Fast die Hälfte der Tschechen bekommt keinen angemessenen Mindestlohn
Der angemessene Mindestlohn beträgt in Prag knapp 40.000 Kronen (1600 Euro). Im Rest des Landes liegt er bei fast 34.000 Kronen (1380 Euro). Die beiden Summen wurden am Donnerstag von einem Expertenteam veröffentlicht.

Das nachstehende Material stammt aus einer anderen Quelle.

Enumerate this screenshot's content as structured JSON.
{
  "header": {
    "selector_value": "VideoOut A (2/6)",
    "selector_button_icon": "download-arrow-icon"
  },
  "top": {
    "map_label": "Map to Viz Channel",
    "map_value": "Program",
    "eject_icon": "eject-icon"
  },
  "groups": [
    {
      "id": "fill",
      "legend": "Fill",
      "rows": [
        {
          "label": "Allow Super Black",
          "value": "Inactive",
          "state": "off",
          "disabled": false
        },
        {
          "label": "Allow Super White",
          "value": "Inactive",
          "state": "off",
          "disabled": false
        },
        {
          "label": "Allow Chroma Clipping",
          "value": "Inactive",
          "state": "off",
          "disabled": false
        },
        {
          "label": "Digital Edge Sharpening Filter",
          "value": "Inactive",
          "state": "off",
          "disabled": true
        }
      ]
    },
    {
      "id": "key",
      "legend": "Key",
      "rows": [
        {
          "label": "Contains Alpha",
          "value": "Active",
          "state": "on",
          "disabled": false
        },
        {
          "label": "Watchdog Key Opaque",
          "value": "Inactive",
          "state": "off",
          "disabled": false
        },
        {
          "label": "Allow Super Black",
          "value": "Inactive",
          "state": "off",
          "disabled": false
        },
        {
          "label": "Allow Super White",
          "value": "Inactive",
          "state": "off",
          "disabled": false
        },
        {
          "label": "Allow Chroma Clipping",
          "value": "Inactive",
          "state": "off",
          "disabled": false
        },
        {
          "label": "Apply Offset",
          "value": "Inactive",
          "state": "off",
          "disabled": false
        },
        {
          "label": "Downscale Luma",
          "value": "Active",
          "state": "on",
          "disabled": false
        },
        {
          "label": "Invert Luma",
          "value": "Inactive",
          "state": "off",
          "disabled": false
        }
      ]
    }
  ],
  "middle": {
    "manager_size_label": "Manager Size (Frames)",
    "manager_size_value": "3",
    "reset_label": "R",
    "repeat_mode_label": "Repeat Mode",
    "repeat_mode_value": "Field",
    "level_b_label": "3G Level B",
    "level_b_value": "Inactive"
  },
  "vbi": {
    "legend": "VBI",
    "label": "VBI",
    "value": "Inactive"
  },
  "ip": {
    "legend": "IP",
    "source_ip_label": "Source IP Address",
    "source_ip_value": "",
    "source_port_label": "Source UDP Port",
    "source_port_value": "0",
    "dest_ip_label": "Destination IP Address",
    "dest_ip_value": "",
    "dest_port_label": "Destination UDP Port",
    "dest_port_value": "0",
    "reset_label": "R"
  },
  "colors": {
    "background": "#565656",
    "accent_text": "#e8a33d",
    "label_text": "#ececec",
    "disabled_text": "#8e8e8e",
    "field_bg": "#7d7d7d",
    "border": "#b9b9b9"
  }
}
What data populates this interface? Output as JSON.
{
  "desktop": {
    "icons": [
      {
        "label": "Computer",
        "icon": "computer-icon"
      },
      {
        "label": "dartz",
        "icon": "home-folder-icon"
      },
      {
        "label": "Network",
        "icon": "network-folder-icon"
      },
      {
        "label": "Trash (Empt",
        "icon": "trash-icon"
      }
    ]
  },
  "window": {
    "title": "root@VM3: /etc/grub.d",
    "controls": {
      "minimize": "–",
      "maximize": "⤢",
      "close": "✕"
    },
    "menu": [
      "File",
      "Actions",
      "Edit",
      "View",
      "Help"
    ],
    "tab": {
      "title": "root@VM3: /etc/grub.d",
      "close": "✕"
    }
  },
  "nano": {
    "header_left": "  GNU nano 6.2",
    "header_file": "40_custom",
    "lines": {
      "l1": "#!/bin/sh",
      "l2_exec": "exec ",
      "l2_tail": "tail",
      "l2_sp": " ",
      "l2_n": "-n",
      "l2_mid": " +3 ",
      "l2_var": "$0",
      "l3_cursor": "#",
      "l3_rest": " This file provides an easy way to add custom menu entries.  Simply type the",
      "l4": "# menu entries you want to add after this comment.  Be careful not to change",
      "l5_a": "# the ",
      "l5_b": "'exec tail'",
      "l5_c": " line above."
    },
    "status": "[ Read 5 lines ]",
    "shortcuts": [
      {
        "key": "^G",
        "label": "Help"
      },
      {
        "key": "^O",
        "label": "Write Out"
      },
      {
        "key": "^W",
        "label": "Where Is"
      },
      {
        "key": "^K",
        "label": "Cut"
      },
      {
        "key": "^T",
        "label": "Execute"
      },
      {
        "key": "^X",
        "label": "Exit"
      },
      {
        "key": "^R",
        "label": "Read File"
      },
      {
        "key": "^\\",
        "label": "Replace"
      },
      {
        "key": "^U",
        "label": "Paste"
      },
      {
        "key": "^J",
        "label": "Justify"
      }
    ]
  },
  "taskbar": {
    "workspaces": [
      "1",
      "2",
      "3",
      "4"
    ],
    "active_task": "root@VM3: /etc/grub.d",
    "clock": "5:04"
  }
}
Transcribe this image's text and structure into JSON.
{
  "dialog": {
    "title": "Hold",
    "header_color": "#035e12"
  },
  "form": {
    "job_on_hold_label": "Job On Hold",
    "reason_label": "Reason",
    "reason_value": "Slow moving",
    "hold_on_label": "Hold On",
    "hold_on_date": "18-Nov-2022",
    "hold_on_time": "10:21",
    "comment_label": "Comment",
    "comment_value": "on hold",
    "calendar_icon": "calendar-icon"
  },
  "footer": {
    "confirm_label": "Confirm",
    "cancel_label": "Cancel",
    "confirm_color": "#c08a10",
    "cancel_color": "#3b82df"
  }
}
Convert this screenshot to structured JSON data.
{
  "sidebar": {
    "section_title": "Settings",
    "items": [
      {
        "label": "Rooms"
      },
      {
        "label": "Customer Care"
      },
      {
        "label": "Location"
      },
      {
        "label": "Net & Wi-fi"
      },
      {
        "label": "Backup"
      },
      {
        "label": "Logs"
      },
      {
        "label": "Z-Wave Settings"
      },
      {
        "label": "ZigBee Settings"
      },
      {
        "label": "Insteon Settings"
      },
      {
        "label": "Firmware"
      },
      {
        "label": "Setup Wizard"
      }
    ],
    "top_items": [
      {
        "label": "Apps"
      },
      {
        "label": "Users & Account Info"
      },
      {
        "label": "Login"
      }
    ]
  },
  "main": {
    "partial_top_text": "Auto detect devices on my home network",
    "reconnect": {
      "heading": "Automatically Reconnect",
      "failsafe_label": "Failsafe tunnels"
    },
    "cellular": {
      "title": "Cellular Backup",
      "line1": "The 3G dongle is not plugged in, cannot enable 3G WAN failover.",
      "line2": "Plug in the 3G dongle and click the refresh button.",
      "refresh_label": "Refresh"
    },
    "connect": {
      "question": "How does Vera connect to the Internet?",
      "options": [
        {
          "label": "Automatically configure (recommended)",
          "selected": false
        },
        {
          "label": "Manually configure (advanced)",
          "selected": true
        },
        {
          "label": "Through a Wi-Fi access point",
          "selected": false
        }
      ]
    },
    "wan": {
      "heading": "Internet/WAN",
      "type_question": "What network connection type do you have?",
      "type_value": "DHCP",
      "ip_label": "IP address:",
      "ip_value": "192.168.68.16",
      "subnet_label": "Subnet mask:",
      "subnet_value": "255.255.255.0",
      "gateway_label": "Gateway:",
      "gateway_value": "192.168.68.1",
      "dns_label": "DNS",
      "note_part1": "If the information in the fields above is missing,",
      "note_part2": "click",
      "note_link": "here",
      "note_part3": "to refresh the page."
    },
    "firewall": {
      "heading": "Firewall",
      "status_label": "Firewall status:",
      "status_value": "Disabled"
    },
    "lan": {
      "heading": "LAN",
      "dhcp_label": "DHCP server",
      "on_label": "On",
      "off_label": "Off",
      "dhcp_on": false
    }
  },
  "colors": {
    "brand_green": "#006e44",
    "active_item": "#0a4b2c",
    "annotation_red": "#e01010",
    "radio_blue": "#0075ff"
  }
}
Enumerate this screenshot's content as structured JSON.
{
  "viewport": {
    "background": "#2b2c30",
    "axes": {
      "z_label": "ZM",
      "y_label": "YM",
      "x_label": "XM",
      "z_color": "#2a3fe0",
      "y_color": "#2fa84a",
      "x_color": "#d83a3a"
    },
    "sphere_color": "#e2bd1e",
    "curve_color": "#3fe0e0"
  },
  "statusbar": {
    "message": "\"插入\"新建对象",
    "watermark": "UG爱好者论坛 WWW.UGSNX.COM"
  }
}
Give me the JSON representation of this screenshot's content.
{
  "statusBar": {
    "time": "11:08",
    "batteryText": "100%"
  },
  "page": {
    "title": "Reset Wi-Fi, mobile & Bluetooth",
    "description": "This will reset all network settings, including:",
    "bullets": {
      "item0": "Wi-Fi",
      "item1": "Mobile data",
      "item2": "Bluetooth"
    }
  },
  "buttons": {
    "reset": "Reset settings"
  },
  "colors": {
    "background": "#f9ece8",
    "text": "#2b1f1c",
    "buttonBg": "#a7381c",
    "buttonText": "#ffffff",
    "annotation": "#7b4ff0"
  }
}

Wie viel sollten die Menschen in Tschechien verdienen, um unter anderem Essen, Wohnung, Kleidung und beispielsweise auch Sport- und Freizeit-Aktivitäten ihrer Kinder bezahlen zu können? Nach der Antwort auf diese Frage hat ein Team von Soziologen, Ökonomen und weiteren unabhängigen Experten gesucht. Wegen der rasanten Preiserhöhungen in letzter Zeit sinkt hierzulande der Lebensstandard vieler Menschen. Die Experten rechneten aus, wie hoch der Brutto-Monatslohn sein müsste, um die Chance auf ein würdiges Leben zu haben. Die Politologin Kateřina Smejkalová (vom Büro der Friedrich-Ebert-Stiftung in Prag) ist Mitglied der Plattform für einen angemessenen Mindestlohn. In den Inlandssendungen des Tschechischen Rundfunks sagte sie:
„Wir mussten bei der Summe, die man verdienen sollte, um ein würdiges Leben führen zu können, zwischen Prag und dem Rest des Landes unterscheiden. Denn vor allem die Wohnkosten liegen in Prag deutlich höher als in kleineren Städten oder auf dem Lande. Der Brutto-Monatslohn bezogen auf das erste Quartal dieses Jahres liegt außerhalb Prags bei 33.909 Kronen. Für Prag sind es 39.974 Kronen.“
In beiden Fällen sind es fast 3000 Kronen (rund 123 Euro) mehr als im vergangenen Jahr. Denn vor allem die Inflation hat die Summe für den angemessenen Mindestlohn nach oben gedrückt. Der gesetzliche Mindestlohn liegt im Übrigen nur bei 16.200 Kronen (rund 660 Euro). Dazu die Expertin:
„Was wir in die Summen des angemessenen Mindestlohns miteinberechnen, reicht dennoch nur für einen absolut grundlegenden Lebensstandard. Lebensmittel von besonders guter Qualität wie beispielsweise Bio-Waren oder regionale Lebensmittel haben wir da noch nicht einmal berücksichtigt. Einberechnet wurde nur der Grundverbrauch in allen Kategorien: Neben Lebensmitteln und Wohnkosten gehören dazu Kleidung, Verkehr, Gesundheit, Bildung und Freizeit. Wir haben zudem einen Puffer gelassen für Einsparungen für den Fall unerwarteter Ereignisse.“
So sollte es laut den Experten möglich sein, rund zwölf Prozent des Monatslohns zu sparen. Fünf Prozent davon sollten für einmalige und unerwartete Ausgaben bereitstehen, der Rest für Renten- und weitere Versicherungen.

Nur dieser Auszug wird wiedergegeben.